Kendileri o kadar egleniyordu ki konseri izleyip de mutlu olmamak mumkun degildi. Unutmadan soylemeliyim eger konserde alkollu bir seyler icmek
istiyorsaniz mutlaka yaninizda yasinizi gosteren bir kimlik olmali,
iceri alirken kimligi kontrol edip kolunuza bir bileklik takiyorlar,
bileklik olmadigi surece icerideyken icki almaniz mumkun olmuyor.

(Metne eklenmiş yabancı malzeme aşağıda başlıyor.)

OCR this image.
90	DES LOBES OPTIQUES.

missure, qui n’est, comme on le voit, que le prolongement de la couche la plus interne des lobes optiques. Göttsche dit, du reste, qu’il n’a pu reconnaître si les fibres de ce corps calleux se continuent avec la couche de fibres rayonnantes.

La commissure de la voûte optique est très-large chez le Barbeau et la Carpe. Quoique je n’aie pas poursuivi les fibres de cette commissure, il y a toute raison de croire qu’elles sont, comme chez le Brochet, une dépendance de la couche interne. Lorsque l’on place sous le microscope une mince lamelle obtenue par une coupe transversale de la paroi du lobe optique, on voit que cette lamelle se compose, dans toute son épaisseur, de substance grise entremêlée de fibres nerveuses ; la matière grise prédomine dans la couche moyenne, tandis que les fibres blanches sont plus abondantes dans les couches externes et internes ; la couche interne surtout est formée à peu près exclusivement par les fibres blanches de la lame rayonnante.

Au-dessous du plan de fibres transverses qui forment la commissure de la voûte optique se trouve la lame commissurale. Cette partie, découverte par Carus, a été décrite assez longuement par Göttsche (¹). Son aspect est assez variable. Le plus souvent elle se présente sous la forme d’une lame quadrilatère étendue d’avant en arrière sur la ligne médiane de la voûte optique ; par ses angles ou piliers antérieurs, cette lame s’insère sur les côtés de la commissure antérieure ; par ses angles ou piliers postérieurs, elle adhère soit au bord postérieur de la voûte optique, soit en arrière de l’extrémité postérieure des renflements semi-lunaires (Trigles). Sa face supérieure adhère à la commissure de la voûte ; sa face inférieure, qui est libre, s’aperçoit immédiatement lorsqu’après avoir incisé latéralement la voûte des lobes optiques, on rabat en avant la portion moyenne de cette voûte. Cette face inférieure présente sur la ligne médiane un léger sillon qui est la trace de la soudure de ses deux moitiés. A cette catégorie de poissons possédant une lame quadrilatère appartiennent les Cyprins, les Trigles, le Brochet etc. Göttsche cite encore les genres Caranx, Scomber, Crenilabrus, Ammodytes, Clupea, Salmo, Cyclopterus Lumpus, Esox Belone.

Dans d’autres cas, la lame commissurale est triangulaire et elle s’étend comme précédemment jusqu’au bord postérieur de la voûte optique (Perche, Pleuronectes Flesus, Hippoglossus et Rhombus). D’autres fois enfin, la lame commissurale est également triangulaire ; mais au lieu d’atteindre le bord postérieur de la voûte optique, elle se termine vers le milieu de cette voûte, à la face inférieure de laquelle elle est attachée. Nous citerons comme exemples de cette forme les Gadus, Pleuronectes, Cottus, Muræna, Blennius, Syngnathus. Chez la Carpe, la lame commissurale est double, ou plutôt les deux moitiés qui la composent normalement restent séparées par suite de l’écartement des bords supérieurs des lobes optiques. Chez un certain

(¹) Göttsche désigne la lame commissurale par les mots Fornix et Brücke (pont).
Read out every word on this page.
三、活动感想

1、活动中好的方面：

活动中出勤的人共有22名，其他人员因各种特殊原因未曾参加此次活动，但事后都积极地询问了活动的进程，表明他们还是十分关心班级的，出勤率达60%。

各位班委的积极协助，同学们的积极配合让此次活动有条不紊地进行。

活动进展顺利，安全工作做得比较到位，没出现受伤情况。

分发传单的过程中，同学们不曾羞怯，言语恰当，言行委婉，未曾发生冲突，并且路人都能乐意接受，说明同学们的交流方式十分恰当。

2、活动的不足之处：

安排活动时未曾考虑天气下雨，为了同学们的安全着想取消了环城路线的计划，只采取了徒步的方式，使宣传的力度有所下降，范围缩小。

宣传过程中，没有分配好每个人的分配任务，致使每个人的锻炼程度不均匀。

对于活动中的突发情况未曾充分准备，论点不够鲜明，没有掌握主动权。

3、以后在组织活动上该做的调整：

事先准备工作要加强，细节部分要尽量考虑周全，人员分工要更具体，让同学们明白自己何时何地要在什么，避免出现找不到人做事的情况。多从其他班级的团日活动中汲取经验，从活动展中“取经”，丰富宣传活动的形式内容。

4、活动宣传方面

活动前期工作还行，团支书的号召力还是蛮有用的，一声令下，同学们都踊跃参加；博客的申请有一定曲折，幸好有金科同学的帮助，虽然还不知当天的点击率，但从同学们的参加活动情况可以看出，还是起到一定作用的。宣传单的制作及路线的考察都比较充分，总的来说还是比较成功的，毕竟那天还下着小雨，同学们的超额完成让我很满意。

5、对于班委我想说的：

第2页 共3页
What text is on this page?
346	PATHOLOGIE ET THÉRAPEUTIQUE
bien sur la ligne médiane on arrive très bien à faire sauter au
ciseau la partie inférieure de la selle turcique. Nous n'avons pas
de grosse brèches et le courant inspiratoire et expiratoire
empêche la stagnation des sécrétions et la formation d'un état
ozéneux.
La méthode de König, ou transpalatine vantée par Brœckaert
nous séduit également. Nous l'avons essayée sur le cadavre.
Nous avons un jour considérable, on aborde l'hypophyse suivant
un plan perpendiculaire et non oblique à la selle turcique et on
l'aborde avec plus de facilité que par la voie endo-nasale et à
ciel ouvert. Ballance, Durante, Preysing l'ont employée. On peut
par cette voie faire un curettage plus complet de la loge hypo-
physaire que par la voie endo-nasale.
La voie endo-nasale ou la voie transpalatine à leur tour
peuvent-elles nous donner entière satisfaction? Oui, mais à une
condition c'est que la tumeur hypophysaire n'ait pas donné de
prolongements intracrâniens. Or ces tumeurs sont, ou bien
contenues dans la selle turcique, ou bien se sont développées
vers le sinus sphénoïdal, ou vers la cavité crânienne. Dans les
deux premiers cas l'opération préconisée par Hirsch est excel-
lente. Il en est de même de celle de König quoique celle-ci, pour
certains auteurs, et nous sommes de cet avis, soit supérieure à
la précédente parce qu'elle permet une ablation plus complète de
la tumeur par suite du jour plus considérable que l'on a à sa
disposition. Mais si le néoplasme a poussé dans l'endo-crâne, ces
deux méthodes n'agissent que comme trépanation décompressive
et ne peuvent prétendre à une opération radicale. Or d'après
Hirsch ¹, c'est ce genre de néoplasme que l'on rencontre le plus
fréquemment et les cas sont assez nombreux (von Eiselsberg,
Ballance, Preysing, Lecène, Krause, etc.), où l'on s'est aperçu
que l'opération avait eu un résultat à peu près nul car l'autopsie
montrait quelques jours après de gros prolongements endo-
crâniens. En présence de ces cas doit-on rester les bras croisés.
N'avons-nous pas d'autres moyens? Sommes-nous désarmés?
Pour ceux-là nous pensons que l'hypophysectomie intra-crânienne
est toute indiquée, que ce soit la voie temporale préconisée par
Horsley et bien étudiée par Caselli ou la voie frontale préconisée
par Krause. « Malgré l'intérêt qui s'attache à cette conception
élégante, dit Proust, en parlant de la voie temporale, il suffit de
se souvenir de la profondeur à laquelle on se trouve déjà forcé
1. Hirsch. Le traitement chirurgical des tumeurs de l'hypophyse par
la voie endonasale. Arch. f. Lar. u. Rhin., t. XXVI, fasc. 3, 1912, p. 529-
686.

*Franz Ferdinand Konseri |
Gittigimiz opera ise Metropolitan
Opera sahnesinde Two Boys
isimli bir operaydi. Acikcasi oyun beni opera salonu kadar
etkileyemedi. Oyle buyuk ve gorkemli bir salon ki, kirmizi kadifeler,
ahsaplar, unlu opera sanatcilarinin oyunlarda giydigi kiyafetlerin
sergilendigi alanlar... Internet uzerinden kurulan iliskileri temel
alip, bir cinayet arastirmasini anlatan bir yandan da insanlarin
zayif ve acimasiz yonlerini vurgulayan kisacasi teknolojinin karanlik
yanini ele alan bir konusu vardi. Yasmin gercek bir hikayeden yola
cikilarak yazildigini soyleyince cok sasirdim ve her ne kadar Ankara
Devlet Opera ve Balesi' nden Saraydan Kiz Kacirma'yi keyifle izlemis
olsam da bu kadar modern bir konu uzerine de opera yapilmasi hosuma
gitti. Ek olarak operadaki giyim kodu olarak; kadinlarin zarif
elbiseler ile topuklu ayakkabilar ve erkeklerin de takim yada en
azindan ceket giymis olduklarini bildirmek istiyorum.
Two Boys Operasi |
Ayrica sehrin unlu modern sanat muzesi MOMA'
ya, Metropolitan
Museum of Modern Art, gitme firsati bulduk. Cuma gunleri, bulduklari
sponsor sayesinde ucretsiz girilebiliyor. Aslinda New York'ta pekcok
muzeye ucretsiz girilebiliyor. Kapilarinda yazan 10-20$ gibi ibareler
onerilen bagis miktari oluyor, 1-2 $ vererek de giris yapmak mumkun.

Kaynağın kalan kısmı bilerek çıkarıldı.